CoreWeave disclosed in an SEC filing that Meta has signed a new order form under their existing Master Services Agreement (MSA), committing up to $14.2 billion for cloud computing capacity through December 14, 2031. The deal, dated September 25, 2025, allows Meta to expand its capacity commitment into 2032 for additional services.
The MSA, originally executed in December 2023, governs how Meta accesses CoreWeave’s GPU cloud infrastructure through reserved capacity orders. Both companies retain the right to amend, expand, or terminate orders under standard provisions for cause. The agreement also includes customary terms covering warranties, indemnification, and liability limits.
CoreWeave, which has rapidly scaled its AI-focused cloud infrastructure business, noted that the size and scope of this order makes the MSA a material definitive agreement. This filing follows a series of large-scale cloud capacity deals between CoreWeave and major hyperscalers and AI firms, reinforcing the company’s role as a top supplier of GPU-accelerated compute at scale.
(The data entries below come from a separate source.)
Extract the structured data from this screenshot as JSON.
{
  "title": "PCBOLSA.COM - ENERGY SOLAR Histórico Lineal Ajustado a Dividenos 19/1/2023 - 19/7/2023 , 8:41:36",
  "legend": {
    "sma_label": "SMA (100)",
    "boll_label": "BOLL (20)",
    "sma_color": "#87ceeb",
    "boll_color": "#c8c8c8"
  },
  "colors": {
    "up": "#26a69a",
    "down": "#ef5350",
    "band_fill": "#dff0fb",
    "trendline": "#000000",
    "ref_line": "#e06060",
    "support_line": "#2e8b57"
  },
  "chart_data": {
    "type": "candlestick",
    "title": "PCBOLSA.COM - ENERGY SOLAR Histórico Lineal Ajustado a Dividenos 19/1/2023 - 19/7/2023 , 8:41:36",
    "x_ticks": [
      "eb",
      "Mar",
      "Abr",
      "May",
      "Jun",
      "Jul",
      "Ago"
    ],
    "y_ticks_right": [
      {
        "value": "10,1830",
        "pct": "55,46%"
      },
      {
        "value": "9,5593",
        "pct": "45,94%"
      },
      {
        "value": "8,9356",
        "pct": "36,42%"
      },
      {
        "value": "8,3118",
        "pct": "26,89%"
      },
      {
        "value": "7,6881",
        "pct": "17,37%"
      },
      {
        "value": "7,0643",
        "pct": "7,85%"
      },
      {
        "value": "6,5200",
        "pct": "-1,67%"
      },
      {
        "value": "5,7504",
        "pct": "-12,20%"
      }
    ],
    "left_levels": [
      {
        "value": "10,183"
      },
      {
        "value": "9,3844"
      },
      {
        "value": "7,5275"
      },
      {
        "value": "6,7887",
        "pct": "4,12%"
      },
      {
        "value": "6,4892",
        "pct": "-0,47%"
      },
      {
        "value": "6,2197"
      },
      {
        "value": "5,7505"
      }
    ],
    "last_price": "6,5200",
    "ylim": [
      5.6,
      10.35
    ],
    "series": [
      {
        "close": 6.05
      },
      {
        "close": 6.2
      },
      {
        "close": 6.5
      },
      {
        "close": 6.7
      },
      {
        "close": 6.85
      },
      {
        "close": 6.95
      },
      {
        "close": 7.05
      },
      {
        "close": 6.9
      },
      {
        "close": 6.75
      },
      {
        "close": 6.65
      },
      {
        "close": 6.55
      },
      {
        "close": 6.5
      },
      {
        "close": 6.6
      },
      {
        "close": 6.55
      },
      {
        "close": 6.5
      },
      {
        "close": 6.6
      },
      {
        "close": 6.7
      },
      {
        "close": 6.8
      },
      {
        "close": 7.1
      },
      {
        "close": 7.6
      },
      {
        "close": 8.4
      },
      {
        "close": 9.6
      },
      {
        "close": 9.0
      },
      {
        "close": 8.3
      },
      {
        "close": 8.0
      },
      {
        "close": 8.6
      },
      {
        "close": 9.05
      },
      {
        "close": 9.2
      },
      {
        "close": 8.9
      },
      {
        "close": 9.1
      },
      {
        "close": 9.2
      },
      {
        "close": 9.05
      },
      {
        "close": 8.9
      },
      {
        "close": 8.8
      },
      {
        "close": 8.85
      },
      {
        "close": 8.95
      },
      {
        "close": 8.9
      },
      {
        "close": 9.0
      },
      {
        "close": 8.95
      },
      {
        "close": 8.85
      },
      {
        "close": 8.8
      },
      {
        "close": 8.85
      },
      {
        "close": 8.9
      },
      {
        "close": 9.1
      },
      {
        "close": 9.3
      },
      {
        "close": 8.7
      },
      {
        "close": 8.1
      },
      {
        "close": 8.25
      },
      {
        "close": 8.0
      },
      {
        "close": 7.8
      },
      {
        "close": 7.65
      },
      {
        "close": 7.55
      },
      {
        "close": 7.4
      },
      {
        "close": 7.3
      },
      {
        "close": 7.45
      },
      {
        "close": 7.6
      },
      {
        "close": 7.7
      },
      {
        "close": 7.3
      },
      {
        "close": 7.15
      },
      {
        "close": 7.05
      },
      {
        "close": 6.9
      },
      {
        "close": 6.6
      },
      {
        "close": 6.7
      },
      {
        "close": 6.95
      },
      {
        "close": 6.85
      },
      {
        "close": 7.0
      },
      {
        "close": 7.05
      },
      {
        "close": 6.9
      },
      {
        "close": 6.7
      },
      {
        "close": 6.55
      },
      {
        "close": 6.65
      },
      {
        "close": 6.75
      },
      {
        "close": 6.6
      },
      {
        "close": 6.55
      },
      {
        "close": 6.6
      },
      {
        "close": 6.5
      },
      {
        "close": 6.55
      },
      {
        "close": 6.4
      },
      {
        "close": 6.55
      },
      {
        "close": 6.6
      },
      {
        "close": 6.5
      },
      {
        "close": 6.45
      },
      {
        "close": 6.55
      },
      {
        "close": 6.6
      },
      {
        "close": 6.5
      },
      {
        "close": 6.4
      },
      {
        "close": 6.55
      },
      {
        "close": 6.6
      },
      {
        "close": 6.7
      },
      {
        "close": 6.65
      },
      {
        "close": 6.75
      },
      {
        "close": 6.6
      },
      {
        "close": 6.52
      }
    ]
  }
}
- Meta committed up to $14.2B in cloud capacity through December 2031
- Option to extend and expand commitment into 2032
- Agreement structured under the December 2023 MSA between CoreWeave and Meta
- MSA includes termination-for-cause and liability limitation provisions
- Deal underscores growing demand for CoreWeave’s GPU cloud infrastructure
“We continue to scale our infrastructure to meet the demands of the world’s largest AI innovators,” CoreWeave said in the filing.
🌐 Analysis: This deal highlights Meta’s long-term commitment to GPU-based cloud resources as it competes in the generative AI and large-scale model training market. For CoreWeave, it provides a multi-year revenue stream comparable in scale to earlier agreements with Microsoft and NVIDIA-backed ventures, cementing its position in the AI cloud ecosystem. Rivals such as Oracle, AWS, and Google Cloud are pursuing similar multi-billion-dollar AI infrastructure commitments with hyperscale clients.